Не раз использованные в этой книге сопоставления сведений саг с законодательными материалами XII–XIII столетий не случайны. Они показывают значительную преемственность не только ментальных, духовных традиций, но также традиций социальных и правовых, характерных для эпохи викингов.
Здесь стоит напомнить о длительном, на протяжении столетий Средневековья (подчас до середины XV в.), сохранении родовых связей. О бытовании и медленном изживании у скандинавов домашнего рабства и той роли, которую этот фактор сыграл в складывании там категории лично свободных держателей.

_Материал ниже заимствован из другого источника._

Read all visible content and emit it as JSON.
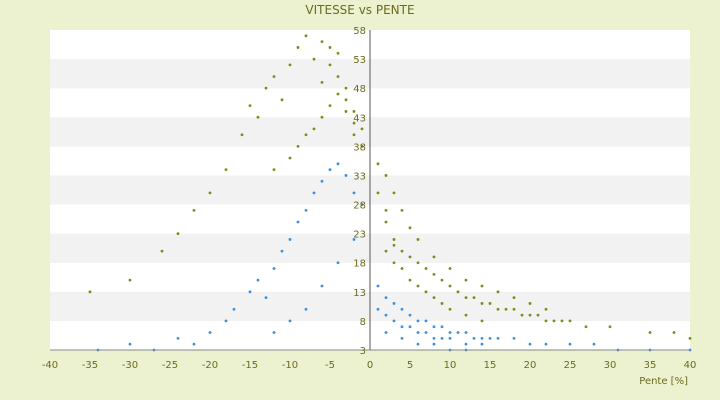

И вообще о личной свободе средневекового скандинавского крестьянства (за исключением некоторых территорий Дании), его праве владеть недвижимостью и оружием. О роли народного собрания-тинга, его политической и судебной деятельности — при всех изменениях его социального состава и функций. О договорных началах, лежащих в основе отношений между королями и «народом», и о той обратной связи в тандеме «власть — народ», которая определялась и поддерживалась свободолюбием скандинавов. О том, что основные обязательства средневековых скандинавов как в деревне, так и в городе противопоставляли людей не столько отдельным господам, сколько королевской власти, что отразилось в их идеологии и народных движениях. О трудном и длительном вхождении региона в мир христианской веры и стойком сохранении у скандинавских народов реликтов язычества или, по крайней мере, некоторых языческих предрассудков и обычаев; это оказалось особенно важным в эпоху Реформации, когда люди, растерявшиеся в условиях непонятного им, бурного идеологического разлома и ожесточенной борьбы между католичеством и протестантизмом, обратились к помощи языческих божеств и ритуалов.
А отнюдь не показное, но стойкое и органичное чувство собственного достоинства скандинавов — не наследие ли это глубокого чувства чести эпохи викингов?
Обращение к источникам, относящимся ко времени задолго до эпохи викингов (например, к Тациту), а также к поздним сагам и правовым материалам XII–XIII вв., т. е. времен, как бы ее резюмирующих, в еще большей мере, чем, например, данные археологии, позволяет сделать по нашей теме еще несколько разнородных, но одинаково интересных, на мой взгляд, наблюдений.
Первое: что особый социокультурный мир скандинавов, сложившийся в эпоху викингов, относительно исчерпал себя только к концу XIII в.
Второе — это заключение о мощных потенциях скандинавского фольклора, прежде всего исландско-нарвежских саг как исторических источников. Саги дали мне даже больше, чем я могла ожидать. Они позволяют раскрыть мотивы поведения и проявления характеров людей того времени и той среды, их нравы, их отношение к окружающей действительности и к другим людям, как и понимание своего места в обществе. Саги убедительно рисуют основные вехи эволюции скандинавского общества в эпоху викингов. Своим языком, языком народным, кратким и выразительным, они рассказали в главных чертах о том, как это было. Талантливые создатели этих необыкновенных сочинений позволяют проникнуть в повседневную жизнь, как личную, так и общественную, скандинавов на кардинальном этапе социокультурного разлома их устоев. И, что не менее ценно, проникнуть в их внутренний мир — сложнейший и противоречивый мир человека, стоящего на рубеже варварства и цивилизации, язычества и христианства. Полагаю, что в последнем отношении, в том, что касается сознания, поведения, вообще менталитета людей на этой порубежной стадии, саги являются источником общеевропейского значения, уникальным по своей подробности, образности и убедительности. И исследование саг в этом качестве обещает еще немало новых, существенных наблюдений.
Третье. Очевидно, что викинги в пространстве скандинавской культуры — это «люди саги»: именно они ее герои, они наполняют ее своей мощной жизненной силой.